This morning’s panellists at the Covid-19 Communication Centre will address the issue of e-learning development by the education ministry.

From left: The panelists are deputy information minister Emma Theofelus (moderator), Namibia College for Opening Learning (Namcol) deputy curriculum development director Jan Nitschke and education ministry information technology deputy director Johan van Wyk.
Photo: Charmaine Ngatjiheue

Nitschke says distance education students are more advantaged than full-time students as they receive all study material when they register. He said face-to-face classes have been disrupted, but Namcol has seen to it that learning sessions reach students. He said they can listen to sessions on radio and access information on their website.

Speaking on e-learning, Van Wyk said it is not something new and the ministry introduced it in 2010 already.

Jan Nitschke

He said schools have been encouraged to use technology in class. Despite this, internet in schools is a challenge, as well as students with no or limited access to technology.

As a result of the Covid-19 pandemic, he said students have been struggling to access study material.

Nitschke said e-learning is still a challenge for students, because without devices they would have no access to study material. “It’s time we make resources available in rural areas to ensure everyone has access to online learning,” he said.

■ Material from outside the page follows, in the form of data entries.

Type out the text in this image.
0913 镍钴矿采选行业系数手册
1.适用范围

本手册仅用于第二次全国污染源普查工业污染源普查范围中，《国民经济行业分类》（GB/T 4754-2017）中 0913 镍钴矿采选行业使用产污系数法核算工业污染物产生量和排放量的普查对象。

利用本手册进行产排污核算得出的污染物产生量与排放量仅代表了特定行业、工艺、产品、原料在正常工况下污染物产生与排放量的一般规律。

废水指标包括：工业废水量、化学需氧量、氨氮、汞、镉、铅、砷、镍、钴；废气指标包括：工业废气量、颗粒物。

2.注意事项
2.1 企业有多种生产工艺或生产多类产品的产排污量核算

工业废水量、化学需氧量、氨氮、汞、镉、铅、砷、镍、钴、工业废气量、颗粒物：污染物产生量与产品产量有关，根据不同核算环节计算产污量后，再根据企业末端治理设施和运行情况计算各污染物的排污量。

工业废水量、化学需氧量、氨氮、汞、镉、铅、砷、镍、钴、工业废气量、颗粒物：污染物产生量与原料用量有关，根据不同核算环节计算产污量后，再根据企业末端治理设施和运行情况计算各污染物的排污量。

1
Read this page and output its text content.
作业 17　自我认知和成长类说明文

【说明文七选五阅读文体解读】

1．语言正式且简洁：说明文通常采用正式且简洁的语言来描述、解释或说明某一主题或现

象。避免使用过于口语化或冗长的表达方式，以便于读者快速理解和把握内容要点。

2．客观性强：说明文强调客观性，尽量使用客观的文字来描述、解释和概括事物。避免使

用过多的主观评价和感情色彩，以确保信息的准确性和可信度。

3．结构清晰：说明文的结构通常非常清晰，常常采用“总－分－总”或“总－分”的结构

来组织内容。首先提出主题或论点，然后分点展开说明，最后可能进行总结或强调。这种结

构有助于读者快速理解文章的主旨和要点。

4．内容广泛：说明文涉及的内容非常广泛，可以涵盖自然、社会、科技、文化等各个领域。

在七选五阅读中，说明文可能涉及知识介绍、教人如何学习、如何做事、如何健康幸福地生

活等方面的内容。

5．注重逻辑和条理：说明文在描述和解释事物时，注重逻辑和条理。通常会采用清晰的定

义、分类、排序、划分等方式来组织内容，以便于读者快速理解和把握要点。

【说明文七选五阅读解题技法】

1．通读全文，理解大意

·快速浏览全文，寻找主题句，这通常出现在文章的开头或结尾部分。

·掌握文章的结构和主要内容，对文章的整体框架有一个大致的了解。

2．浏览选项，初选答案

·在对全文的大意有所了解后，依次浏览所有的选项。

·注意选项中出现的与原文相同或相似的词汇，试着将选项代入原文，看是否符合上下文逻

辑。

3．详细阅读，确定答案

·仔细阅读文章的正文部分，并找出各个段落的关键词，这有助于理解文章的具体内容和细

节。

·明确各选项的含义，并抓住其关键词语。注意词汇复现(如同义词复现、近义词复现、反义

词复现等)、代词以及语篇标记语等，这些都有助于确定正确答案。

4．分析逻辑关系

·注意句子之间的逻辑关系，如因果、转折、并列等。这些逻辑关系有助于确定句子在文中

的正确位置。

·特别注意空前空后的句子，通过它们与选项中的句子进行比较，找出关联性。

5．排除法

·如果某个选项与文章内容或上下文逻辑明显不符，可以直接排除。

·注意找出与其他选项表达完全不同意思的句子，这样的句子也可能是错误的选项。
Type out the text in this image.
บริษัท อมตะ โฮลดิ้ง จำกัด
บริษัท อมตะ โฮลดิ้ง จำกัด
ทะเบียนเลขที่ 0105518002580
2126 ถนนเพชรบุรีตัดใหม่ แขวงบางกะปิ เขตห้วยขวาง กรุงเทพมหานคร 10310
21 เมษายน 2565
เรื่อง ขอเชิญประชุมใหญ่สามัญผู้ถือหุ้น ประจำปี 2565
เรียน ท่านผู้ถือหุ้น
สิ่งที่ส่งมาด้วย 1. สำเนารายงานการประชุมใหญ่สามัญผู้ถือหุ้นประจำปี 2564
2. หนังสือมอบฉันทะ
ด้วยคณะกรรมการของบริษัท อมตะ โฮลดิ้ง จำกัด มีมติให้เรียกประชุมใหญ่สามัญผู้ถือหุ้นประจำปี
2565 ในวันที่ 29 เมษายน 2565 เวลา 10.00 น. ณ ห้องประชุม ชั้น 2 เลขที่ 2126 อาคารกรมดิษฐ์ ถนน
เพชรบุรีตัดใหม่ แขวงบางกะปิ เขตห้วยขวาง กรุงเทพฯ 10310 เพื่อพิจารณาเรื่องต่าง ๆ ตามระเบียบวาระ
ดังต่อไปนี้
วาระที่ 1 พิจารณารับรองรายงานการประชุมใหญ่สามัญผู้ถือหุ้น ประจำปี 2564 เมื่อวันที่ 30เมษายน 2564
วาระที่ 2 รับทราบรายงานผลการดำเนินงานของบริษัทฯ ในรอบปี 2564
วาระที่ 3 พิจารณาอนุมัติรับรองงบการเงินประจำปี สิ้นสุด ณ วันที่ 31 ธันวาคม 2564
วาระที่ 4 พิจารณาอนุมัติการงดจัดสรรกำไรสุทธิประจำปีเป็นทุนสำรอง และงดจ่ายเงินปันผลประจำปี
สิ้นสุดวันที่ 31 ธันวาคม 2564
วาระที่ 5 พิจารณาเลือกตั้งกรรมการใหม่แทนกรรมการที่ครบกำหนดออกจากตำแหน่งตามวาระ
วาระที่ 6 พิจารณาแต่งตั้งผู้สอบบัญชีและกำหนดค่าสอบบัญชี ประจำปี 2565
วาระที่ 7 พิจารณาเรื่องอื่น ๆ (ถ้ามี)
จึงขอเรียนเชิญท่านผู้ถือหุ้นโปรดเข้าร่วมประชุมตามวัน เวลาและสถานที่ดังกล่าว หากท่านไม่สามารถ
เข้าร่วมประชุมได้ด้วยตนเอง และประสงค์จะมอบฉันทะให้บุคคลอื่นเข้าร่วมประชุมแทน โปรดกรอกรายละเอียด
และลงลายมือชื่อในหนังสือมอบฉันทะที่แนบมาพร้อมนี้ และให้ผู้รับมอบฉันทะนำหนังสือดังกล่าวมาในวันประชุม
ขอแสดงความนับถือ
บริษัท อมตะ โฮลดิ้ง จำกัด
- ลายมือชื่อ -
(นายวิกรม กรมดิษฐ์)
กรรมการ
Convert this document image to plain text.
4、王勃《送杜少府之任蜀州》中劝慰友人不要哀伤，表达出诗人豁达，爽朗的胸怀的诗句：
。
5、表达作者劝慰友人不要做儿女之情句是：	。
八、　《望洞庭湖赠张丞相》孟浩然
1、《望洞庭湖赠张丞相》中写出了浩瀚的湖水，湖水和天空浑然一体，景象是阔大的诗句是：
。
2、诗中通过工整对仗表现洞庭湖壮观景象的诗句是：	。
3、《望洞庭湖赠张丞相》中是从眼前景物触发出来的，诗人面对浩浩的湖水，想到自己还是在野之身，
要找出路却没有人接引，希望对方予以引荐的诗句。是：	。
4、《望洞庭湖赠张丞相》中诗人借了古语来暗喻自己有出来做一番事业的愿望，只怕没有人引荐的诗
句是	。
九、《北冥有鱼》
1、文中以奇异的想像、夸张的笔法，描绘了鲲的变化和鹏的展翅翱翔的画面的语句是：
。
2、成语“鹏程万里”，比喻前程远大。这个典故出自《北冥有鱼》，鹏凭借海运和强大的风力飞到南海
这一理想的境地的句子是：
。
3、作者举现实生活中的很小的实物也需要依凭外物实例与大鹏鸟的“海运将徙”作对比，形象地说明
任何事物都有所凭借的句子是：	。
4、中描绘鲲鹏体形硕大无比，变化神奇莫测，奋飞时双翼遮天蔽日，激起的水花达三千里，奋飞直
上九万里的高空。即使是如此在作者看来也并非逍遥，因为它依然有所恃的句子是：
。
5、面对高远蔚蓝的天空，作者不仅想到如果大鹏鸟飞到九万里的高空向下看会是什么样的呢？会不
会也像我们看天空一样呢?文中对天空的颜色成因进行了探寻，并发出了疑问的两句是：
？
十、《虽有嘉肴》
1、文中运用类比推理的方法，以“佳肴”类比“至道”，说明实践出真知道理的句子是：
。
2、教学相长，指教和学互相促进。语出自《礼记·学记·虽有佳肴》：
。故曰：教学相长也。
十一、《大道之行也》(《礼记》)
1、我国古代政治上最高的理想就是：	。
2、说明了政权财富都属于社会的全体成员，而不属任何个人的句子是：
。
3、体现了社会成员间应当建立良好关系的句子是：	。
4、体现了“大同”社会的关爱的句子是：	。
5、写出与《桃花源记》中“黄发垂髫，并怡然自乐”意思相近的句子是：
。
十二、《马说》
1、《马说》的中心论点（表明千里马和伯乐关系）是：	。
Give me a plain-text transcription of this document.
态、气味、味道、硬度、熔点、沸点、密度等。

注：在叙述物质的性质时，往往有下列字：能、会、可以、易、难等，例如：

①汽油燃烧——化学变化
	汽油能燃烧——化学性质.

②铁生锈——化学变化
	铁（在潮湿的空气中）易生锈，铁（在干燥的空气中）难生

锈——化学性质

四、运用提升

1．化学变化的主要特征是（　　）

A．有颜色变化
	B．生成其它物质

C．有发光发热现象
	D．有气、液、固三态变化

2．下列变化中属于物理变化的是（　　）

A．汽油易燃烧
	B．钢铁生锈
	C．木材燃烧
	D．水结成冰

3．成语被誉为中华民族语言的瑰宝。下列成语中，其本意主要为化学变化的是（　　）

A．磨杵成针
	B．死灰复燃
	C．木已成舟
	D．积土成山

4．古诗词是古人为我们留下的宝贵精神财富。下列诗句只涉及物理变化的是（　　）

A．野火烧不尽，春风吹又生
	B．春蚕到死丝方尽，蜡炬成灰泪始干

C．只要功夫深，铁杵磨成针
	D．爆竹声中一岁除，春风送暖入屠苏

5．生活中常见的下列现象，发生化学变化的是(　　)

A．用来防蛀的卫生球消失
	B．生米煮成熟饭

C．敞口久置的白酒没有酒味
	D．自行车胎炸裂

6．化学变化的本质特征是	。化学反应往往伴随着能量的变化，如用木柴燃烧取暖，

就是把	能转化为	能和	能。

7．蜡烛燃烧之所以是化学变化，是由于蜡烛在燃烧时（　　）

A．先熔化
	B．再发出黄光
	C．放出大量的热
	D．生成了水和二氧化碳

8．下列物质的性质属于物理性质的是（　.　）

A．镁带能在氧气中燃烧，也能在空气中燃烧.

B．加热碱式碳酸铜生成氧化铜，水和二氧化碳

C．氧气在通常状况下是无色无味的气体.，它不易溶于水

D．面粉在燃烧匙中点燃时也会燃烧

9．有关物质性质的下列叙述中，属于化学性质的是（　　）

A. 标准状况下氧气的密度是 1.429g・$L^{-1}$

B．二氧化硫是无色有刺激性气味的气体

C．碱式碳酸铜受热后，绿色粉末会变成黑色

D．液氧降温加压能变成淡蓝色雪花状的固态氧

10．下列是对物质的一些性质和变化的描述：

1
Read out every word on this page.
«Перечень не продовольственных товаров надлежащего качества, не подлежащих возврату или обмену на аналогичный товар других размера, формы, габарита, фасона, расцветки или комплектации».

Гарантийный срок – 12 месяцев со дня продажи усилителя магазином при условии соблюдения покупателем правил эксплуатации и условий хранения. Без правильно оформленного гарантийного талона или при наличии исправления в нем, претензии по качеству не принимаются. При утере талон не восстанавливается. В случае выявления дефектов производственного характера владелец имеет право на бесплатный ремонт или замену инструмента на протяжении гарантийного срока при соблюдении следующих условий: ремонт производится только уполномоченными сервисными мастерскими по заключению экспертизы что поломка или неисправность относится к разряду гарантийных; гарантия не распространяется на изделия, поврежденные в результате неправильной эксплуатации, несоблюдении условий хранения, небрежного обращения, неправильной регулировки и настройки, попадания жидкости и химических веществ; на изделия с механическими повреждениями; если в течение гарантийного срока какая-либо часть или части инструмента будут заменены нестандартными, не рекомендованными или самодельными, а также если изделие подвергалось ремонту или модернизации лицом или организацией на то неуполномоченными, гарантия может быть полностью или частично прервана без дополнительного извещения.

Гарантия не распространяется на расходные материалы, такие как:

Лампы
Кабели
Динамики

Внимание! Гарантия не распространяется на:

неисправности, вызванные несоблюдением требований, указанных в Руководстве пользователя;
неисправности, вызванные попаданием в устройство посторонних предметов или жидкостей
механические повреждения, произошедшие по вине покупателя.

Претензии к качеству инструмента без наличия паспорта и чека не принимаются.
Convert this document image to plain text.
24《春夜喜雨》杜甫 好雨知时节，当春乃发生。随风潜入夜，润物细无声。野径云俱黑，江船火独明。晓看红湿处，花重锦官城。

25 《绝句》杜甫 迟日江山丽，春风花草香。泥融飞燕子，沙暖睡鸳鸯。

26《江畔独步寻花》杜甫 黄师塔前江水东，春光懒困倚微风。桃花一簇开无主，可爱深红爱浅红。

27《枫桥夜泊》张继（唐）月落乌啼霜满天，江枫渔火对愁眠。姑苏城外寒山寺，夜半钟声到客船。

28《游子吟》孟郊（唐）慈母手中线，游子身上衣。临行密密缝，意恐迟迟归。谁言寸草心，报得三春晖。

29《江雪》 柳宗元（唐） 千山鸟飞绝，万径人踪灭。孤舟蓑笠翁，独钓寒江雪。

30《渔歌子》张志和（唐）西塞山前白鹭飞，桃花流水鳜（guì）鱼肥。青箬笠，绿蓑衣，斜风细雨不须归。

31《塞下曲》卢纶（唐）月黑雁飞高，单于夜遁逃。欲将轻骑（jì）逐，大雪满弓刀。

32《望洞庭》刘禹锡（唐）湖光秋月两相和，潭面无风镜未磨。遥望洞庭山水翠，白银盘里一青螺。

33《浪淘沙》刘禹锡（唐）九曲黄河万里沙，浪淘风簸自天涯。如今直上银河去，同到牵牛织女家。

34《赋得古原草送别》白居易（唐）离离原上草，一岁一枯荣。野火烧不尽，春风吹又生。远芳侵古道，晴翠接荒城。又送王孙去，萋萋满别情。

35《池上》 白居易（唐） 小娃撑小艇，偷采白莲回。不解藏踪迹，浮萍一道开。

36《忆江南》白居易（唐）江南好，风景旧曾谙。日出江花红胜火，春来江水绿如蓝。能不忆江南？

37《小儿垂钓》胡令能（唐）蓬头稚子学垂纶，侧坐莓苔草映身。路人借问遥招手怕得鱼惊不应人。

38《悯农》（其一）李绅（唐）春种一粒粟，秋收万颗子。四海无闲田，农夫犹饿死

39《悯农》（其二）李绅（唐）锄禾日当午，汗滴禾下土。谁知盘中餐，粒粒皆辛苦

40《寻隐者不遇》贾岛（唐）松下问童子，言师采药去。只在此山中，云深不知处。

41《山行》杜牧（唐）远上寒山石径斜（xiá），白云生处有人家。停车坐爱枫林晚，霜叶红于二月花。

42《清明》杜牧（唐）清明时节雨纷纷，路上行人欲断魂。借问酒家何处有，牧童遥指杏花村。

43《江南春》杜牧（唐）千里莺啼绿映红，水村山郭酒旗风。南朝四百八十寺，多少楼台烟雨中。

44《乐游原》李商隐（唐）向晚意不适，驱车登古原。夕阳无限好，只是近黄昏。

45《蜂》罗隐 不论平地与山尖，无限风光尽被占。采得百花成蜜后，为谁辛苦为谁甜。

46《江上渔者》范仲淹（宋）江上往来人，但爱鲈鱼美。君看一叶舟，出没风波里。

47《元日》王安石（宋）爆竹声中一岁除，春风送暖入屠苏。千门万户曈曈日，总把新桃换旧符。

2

He said printing material and offline resources is an option for students with no access to online learning.
He said Namcol is using its multimedia platform to disburse study material.

Namcol’s deputy director said the centre has always embraced e-learning and rolled out the initiative in 2012. He said Namcol then started making study material accessible online, and anyone who wishes to access the information for free can do so on the website.

He said the centre was heeding the government’s call to accelerate e-learning, but there is a need for the support of all teachers to help develop resources.

“We encourage schools with teachers willing to assist us to contact us and be part of our team to develop full curriculums for Grades 8 to 12. We want to develop material such as video, audio and animated clips. We cannot do this alone, we need the assistance of teachers,” he said.

Van Wyk said the education ministry is discussing internet availability with the telecommunications sector to make e-learning accessible to students and teachers. He said despite discussions, these services would come at a cost.

HEALTH UPDATE: Deputy health minister Esther Muinjangue this morning said there are no new confirmed Covid-19 cases. She said there are now nine recoveries and seven active, but asymptomatic cases. Muinjangue said no deaths from Covid-19 have been reported.

“As of yesterday, cumulative samples tested at the two labs stand at 1 402. Our daily targets are 100, and yesterday 120 tests were administered,” she said.

Moreover, 240 contacts have been traced.

In total, 1 160 people have been quarantined and 500 have been discharged. Currently there are over 300 people still in quarantine facilities.

“People are trying their best to wear masks, and we ask Namibians to continue adhering to the rules,” the deputy minister said.